Does it cook for me? Or does it cook for itself? Who can really say? It’s just a machine. It will trundle through a set of instructions, but does it feel anything when it gets to the end of the code? And if it doesn’t, isn’t that probably for the best? The oft-fictionalised scenario is about a machine intelligence refusing to do something, but imagine the a more apathetic scene. “Nah,” says the Cook4Me. “I cooked for you yesterday.”
Ah, kind of reminds me of Microsoft Windows 95. Doesn’t it? (For our younger readers, 95 had many of the same problems as Windows 8.1, but without the routine where Windows attempts to find a solution to your problem, then freezes, then reports that it hasn’t. Ridiculous.)
Anyway, the Cook4Me is neither besmirched with Turing-level intelligence nor running Windows 95. It is a cooking, browning, boiling and steaming one-pot wonder and it’s pre-loaded with 50 sweet and savoury dishes, all of which contain a maximum of six ingredients. You just choose your dish, follow the on-screen instructions regarding the what-and-when of the ingredients and within minutes tuck into a tasty tagliatelle or perfect paella.

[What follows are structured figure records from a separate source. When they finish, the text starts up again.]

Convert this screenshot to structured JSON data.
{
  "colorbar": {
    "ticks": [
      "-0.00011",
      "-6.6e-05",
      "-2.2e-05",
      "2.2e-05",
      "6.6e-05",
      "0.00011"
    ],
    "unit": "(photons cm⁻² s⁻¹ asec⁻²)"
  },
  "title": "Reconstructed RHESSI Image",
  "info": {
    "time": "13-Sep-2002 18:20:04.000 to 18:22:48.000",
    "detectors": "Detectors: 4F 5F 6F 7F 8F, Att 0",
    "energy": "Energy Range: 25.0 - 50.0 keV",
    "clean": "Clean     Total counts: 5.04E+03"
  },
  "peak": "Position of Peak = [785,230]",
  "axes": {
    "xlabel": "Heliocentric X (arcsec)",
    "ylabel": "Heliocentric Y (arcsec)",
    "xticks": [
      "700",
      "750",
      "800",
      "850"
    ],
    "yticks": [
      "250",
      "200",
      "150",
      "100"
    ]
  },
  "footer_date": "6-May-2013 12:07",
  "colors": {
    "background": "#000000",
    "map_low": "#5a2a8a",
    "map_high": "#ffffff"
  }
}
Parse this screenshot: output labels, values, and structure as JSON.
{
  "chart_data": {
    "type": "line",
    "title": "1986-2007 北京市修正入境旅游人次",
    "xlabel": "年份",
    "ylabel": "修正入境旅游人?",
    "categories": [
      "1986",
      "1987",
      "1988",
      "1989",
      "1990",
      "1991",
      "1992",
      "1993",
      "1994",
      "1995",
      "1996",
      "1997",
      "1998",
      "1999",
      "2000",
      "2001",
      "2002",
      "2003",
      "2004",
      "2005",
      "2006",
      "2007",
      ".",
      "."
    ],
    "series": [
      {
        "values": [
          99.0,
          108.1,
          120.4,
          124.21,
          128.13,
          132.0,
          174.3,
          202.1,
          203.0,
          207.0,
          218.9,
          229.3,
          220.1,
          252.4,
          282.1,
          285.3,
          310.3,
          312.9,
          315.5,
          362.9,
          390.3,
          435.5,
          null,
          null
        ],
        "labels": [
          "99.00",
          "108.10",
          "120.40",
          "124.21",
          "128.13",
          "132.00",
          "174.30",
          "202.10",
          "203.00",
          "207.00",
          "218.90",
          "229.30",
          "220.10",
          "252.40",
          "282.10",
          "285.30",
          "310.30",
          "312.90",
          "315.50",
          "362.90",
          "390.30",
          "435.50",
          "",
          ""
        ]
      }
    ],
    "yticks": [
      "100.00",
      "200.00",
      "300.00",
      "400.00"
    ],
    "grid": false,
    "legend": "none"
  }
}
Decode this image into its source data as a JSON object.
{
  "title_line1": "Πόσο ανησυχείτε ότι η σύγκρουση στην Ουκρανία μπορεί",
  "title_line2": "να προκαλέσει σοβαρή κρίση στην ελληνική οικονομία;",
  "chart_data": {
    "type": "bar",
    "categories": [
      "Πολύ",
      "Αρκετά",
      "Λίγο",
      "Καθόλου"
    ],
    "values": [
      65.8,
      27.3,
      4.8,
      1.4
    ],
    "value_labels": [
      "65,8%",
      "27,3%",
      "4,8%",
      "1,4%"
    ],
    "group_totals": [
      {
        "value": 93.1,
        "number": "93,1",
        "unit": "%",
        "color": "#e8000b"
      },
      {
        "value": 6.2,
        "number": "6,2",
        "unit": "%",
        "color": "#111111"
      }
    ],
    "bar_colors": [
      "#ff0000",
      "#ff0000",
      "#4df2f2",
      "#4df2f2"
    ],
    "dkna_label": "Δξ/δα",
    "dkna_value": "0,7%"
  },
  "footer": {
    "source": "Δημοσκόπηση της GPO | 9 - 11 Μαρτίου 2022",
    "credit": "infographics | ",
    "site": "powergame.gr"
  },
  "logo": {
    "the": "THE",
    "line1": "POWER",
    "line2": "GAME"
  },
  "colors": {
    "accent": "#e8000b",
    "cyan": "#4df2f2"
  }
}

I think I can manage a pasta dish without a robo-cook. But not everyone enjoys the idyllic, time-saturated geek existence that you’ve fashioned for yourself. For a busy family, this thing that can knock up a tasty dinner for many – that can keep dishes warm for up to 90 minutes or be delay-started automagically up to 15 hours in advance – might be just the thing.
Just like the Tefal ActiFry before it, there’s a growing community of people sharing recipes to do in the Cook4Me, and that means it’ll stay fresh even after the taste of the £250 (S$508) spend at exclusive retailer Lakeland has long faded.